The weekend before Fat Tuesday hosts the Bacchus and Endymion parades. When you think Mardi Gras and search for online images, chances are that the pictures are from these events, two of the biggest parades of the season! Orpheus, another big parade, steps to the streets on the Monday night before Fat Tuesday, while the Zulu Lundi Gras festival goes on all day.
As with any well-attended celebration, there are rules that must be followed. Travelers are advised to know them before arriving. The Mardi Gras parade rules passed by the New Orleans City Council are as follows:
- No ladders or other personal effects, like grills and coolers, may be closer than 6 feet to the curb.
- Parking on Napoleon and St. Charles is prohibited on BOTH sides of the neutral ground (not just the parade side) starting 2 hours before the parade.
- There is a ban on roping off territory via chairs, tarps, or anything else if you are in the public right of way. This includes neutral ground.
- There can be no private portable toilets in the neutral ground or other public property.
Travel Safety Tips for Mardi Gras
Mardi Gras is a fun and exciting time in New Orleans. But like all major carnivals, street fairs, and festivals, attendees should remember that large crowds of people can also increase the possibility of accidents and petty crimes.

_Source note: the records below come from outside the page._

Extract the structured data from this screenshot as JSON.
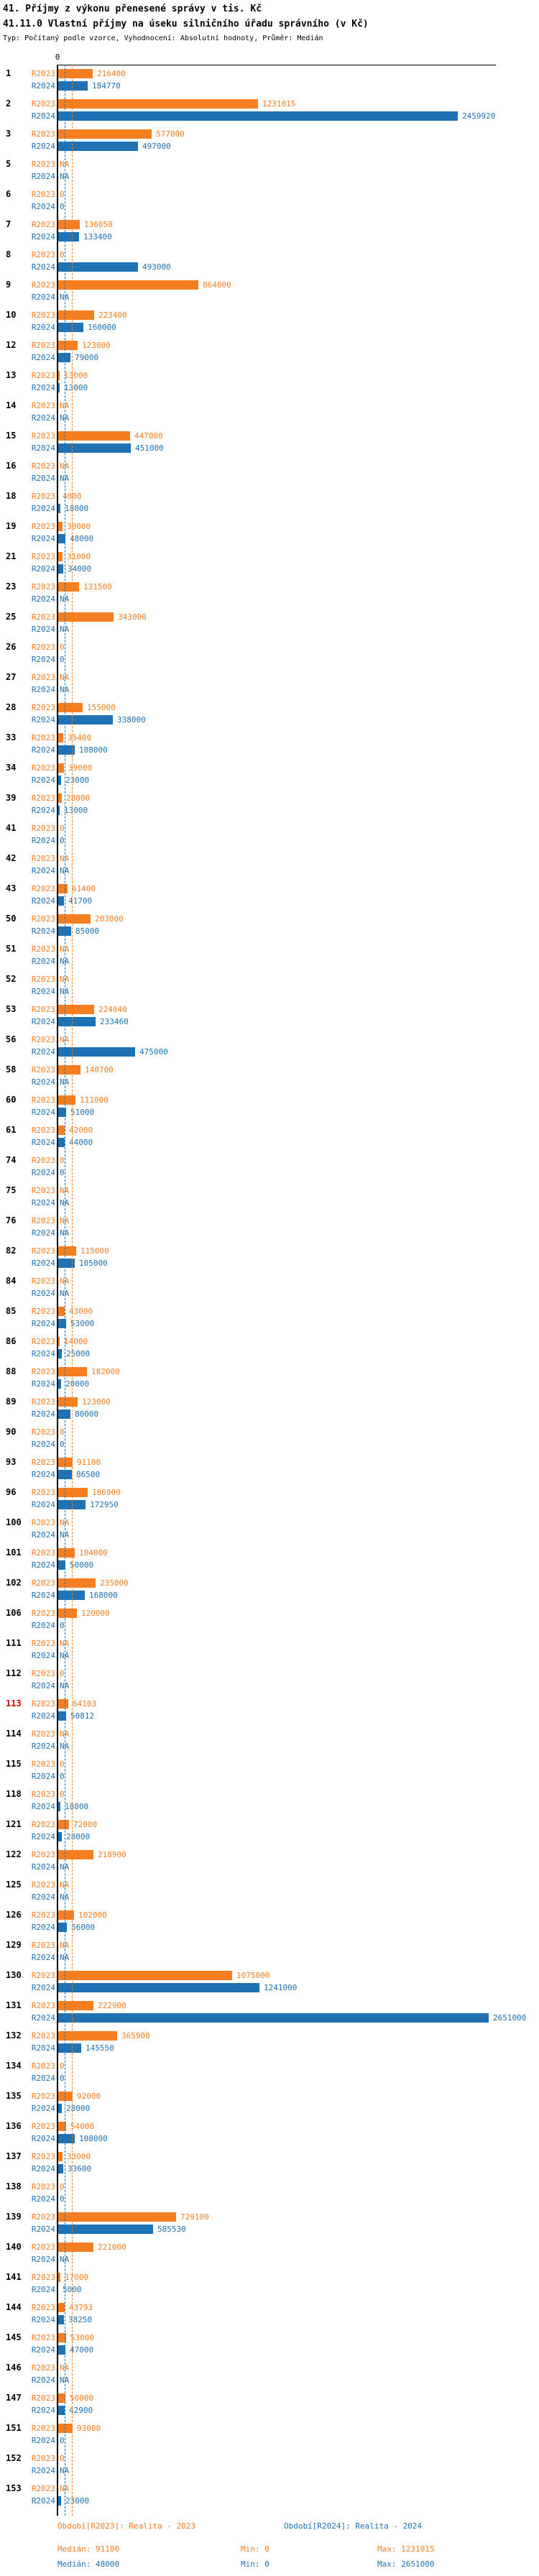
{
  "header": {
    "title": "41. Příjmy z výkonu přenesené správy v tis. Kč",
    "subtitle": "41.11.0 Vlastní příjmy na úseku silničního úřadu správního (v Kč)",
    "meta": "Typ: Počítaný podle vzorce, Vyhodnocení: Absolutní hodnoty, Průměr: Medián"
  },
  "chart_data": {
    "type": "bar",
    "orientation": "horizontal",
    "title": "41. Příjmy z výkonu přenesené správy v tis. Kč",
    "subtitle": "41.11.0 Vlastní příjmy na úseku silničního úřadu správního (v Kč)",
    "xlabel": "",
    "ylabel": "",
    "axis_origin_label": "0",
    "xlim": [
      0,
      2651000
    ],
    "grid": false,
    "legend_position": "bottom",
    "series": [
      {
        "id": "R2023",
        "label": "R2023",
        "color": "#f57e20",
        "median": 91100,
        "min": 0,
        "max": 1231015
      },
      {
        "id": "R2024",
        "label": "R2024",
        "color": "#1f72b4",
        "median": 48000,
        "min": 0,
        "max": 2651000
      }
    ],
    "rows": [
      {
        "id": "1",
        "R2023": "216400",
        "R2024": "184770"
      },
      {
        "id": "2",
        "R2023": "1231015",
        "R2024": "2459920"
      },
      {
        "id": "3",
        "R2023": "577000",
        "R2024": "497000"
      },
      {
        "id": "5",
        "R2023": "NA",
        "R2024": "NA"
      },
      {
        "id": "6",
        "R2023": "0",
        "R2024": "0"
      },
      {
        "id": "7",
        "R2023": "136050",
        "R2024": "133400"
      },
      {
        "id": "8",
        "R2023": "0",
        "R2024": "493000"
      },
      {
        "id": "9",
        "R2023": "864000",
        "R2024": "NA"
      },
      {
        "id": "10",
        "R2023": "223400",
        "R2024": "160000"
      },
      {
        "id": "12",
        "R2023": "123000",
        "R2024": "79000"
      },
      {
        "id": "13",
        "R2023": "13000",
        "R2024": "13000"
      },
      {
        "id": "14",
        "R2023": "NA",
        "R2024": "NA"
      },
      {
        "id": "15",
        "R2023": "447000",
        "R2024": "451000"
      },
      {
        "id": "16",
        "R2023": "NA",
        "R2024": "NA"
      },
      {
        "id": "18",
        "R2023": "4000",
        "R2024": "18000"
      },
      {
        "id": "19",
        "R2023": "30000",
        "R2024": "48000"
      },
      {
        "id": "21",
        "R2023": "31000",
        "R2024": "34000"
      },
      {
        "id": "23",
        "R2023": "131500",
        "R2024": "NA"
      },
      {
        "id": "25",
        "R2023": "343000",
        "R2024": "NA"
      },
      {
        "id": "26",
        "R2023": "0",
        "R2024": "0"
      },
      {
        "id": "27",
        "R2023": "NA",
        "R2024": "NA"
      },
      {
        "id": "28",
        "R2023": "155000",
        "R2024": "338000"
      },
      {
        "id": "33",
        "R2023": "35400",
        "R2024": "108000"
      },
      {
        "id": "34",
        "R2023": "39000",
        "R2024": "23000"
      },
      {
        "id": "39",
        "R2023": "28000",
        "R2024": "13000"
      },
      {
        "id": "41",
        "R2023": "0",
        "R2024": "0"
      },
      {
        "id": "42",
        "R2023": "NA",
        "R2024": "NA"
      },
      {
        "id": "43",
        "R2023": "61400",
        "R2024": "41700"
      },
      {
        "id": "50",
        "R2023": "203000",
        "R2024": "85000"
      },
      {
        "id": "51",
        "R2023": "NA",
        "R2024": "NA"
      },
      {
        "id": "52",
        "R2023": "NA",
        "R2024": "NA"
      },
      {
        "id": "53",
        "R2023": "224040",
        "R2024": "233460"
      },
      {
        "id": "56",
        "R2023": "NA",
        "R2024": "475000"
      },
      {
        "id": "58",
        "R2023": "140700",
        "R2024": "NA"
      },
      {
        "id": "60",
        "R2023": "111000",
        "R2024": "51000"
      },
      {
        "id": "61",
        "R2023": "42000",
        "R2024": "44000"
      },
      {
        "id": "74",
        "R2023": "0",
        "R2024": "0"
      },
      {
        "id": "75",
        "R2023": "NA",
        "R2024": "NA"
      },
      {
        "id": "76",
        "R2023": "NA",
        "R2024": "NA"
      },
      {
        "id": "82",
        "R2023": "115000",
        "R2024": "105000"
      },
      {
        "id": "84",
        "R2023": "NA",
        "R2024": "NA"
      },
      {
        "id": "85",
        "R2023": "43000",
        "R2024": "53000"
      },
      {
        "id": "86",
        "R2023": "14000",
        "R2024": "25000"
      },
      {
        "id": "88",
        "R2023": "182000",
        "R2024": "20000"
      },
      {
        "id": "89",
        "R2023": "123000",
        "R2024": "80000"
      },
      {
        "id": "90",
        "R2023": "0",
        "R2024": "0"
      },
      {
        "id": "93",
        "R2023": "91100",
        "R2024": "86500"
      },
      {
        "id": "96",
        "R2023": "186900",
        "R2024": "172950"
      },
      {
        "id": "100",
        "R2023": "NA",
        "R2024": "NA"
      },
      {
        "id": "101",
        "R2023": "104000",
        "R2024": "50000"
      },
      {
        "id": "102",
        "R2023": "235000",
        "R2024": "168000"
      },
      {
        "id": "106",
        "R2023": "120000",
        "R2024": "0"
      },
      {
        "id": "111",
        "R2023": "NA",
        "R2024": "NA"
      },
      {
        "id": "112",
        "R2023": "0",
        "R2024": "NA"
      },
      {
        "id": "113",
        "R2023": "64103",
        "R2024": "50812",
        "highlight": true
      },
      {
        "id": "114",
        "R2023": "NA",
        "R2024": "NA"
      },
      {
        "id": "115",
        "R2023": "0",
        "R2024": "0"
      },
      {
        "id": "118",
        "R2023": "0",
        "R2024": "18800"
      },
      {
        "id": "121",
        "R2023": "72000",
        "R2024": "28000"
      },
      {
        "id": "122",
        "R2023": "218900",
        "R2024": "NA"
      },
      {
        "id": "125",
        "R2023": "NA",
        "R2024": "NA"
      },
      {
        "id": "126",
        "R2023": "102000",
        "R2024": "56000"
      },
      {
        "id": "129",
        "R2023": "NA",
        "R2024": "NA"
      },
      {
        "id": "130",
        "R2023": "1075000",
        "R2024": "1241000"
      },
      {
        "id": "131",
        "R2023": "222900",
        "R2024": "2651000"
      },
      {
        "id": "132",
        "R2023": "365900",
        "R2024": "145550"
      },
      {
        "id": "134",
        "R2023": "0",
        "R2024": "0"
      },
      {
        "id": "135",
        "R2023": "92000",
        "R2024": "28000"
      },
      {
        "id": "136",
        "R2023": "54000",
        "R2024": "108000"
      },
      {
        "id": "137",
        "R2023": "33000",
        "R2024": "33600"
      },
      {
        "id": "138",
        "R2023": "0",
        "R2024": "0"
      },
      {
        "id": "139",
        "R2023": "729100",
        "R2024": "585530"
      },
      {
        "id": "140",
        "R2023": "221000",
        "R2024": "NA"
      },
      {
        "id": "141",
        "R2023": "17000",
        "R2024": "5000"
      },
      {
        "id": "144",
        "R2023": "43793",
        "R2024": "38250"
      },
      {
        "id": "145",
        "R2023": "53000",
        "R2024": "47000"
      },
      {
        "id": "146",
        "R2023": "NA",
        "R2024": "NA"
      },
      {
        "id": "147",
        "R2023": "50000",
        "R2024": "42900"
      },
      {
        "id": "151",
        "R2023": "93000",
        "R2024": "0"
      },
      {
        "id": "152",
        "R2023": "0",
        "R2024": "NA"
      },
      {
        "id": "153",
        "R2023": "NA",
        "R2024": "23000"
      }
    ]
  },
  "footer": {
    "period_2023": "Období[R2023]: Realita - 2023",
    "period_2024": "Období[R2024]: Realita - 2024",
    "stats_2023": {
      "median": "Medián: 91100",
      "min": "Min: 0",
      "max": "Max: 1231015"
    },
    "stats_2024": {
      "median": "Medián: 48000",
      "min": "Min: 0",
      "max": "Max: 2651000"
    }
  },
  "colors": {
    "series_2023": "#f57e20",
    "series_2024": "#1f72b4",
    "highlight_row_number": "#dd0000",
    "axis": "#000000"
  }
}
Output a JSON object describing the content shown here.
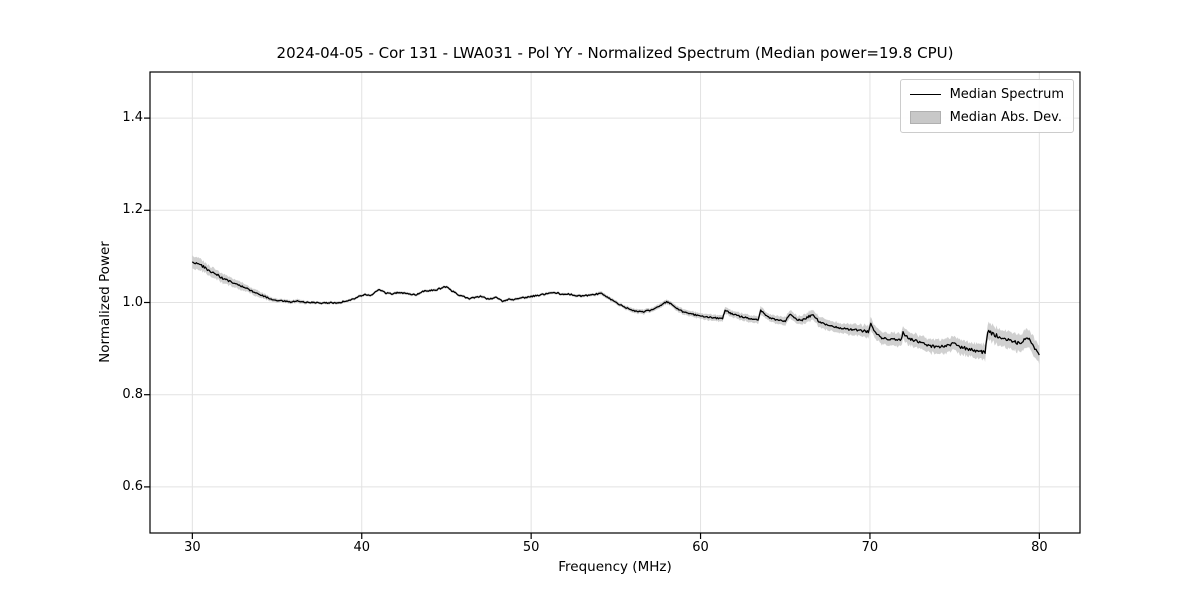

Travel Insurance is recommended for Mardi Gras attendees to protect against the unexpected. Even with proper planning, you may find yourself having to file a travel insurance claim. Here are a few tips about the claims process to help if you need to navigate it.
- Document your belongings. It’s much easier to show your insurance company the value of any lost or stolen belongings if you have a record of what you’ve packed. One smart and simple way to do this is to photograph the contents of your suitcase before you depart. Anything that’s of particular value should also be photographed separately, and if you have a receipt for it, take a photo of that, too — just in case you lose the original documentation.
- Ask for records.Whether it’s a police report to help you document a theft or a medical record that shows the treatment of an injury, make sure to ask for these documents upfront. Too often, travelers think they’ll contact the police department or the hospital after they’ve returned home, and end up mired in endless red tape, phone calls, and emails, sometimes to no avail. Don’t leave the premises until you have your requested documents firmly in hand or have made what you feel is a suitable arrangement to receive them.
- Don’t invalidate your claim. Travel insurance providers can deny a claim if it is the result of something that occurs while the insured is under the influence of alcohol, using recreational drugs, or engaged in a crime. This falls under the category of using your street smarts, but it bears repeating: Don’t over imbibe, and don’t get caught up in something you’ll later regret. While having your travel insurance claim rejected may be the least of your worries under the circumstances, it could certainly add insult to injury.
Remember that if you need to file a claim, you should contact your travel insurance provider directly using the information provided on our Claims and Assistance page.
Above all, travel safely, and don’t forget to order your King Cake. Laissez les bon temps rouler!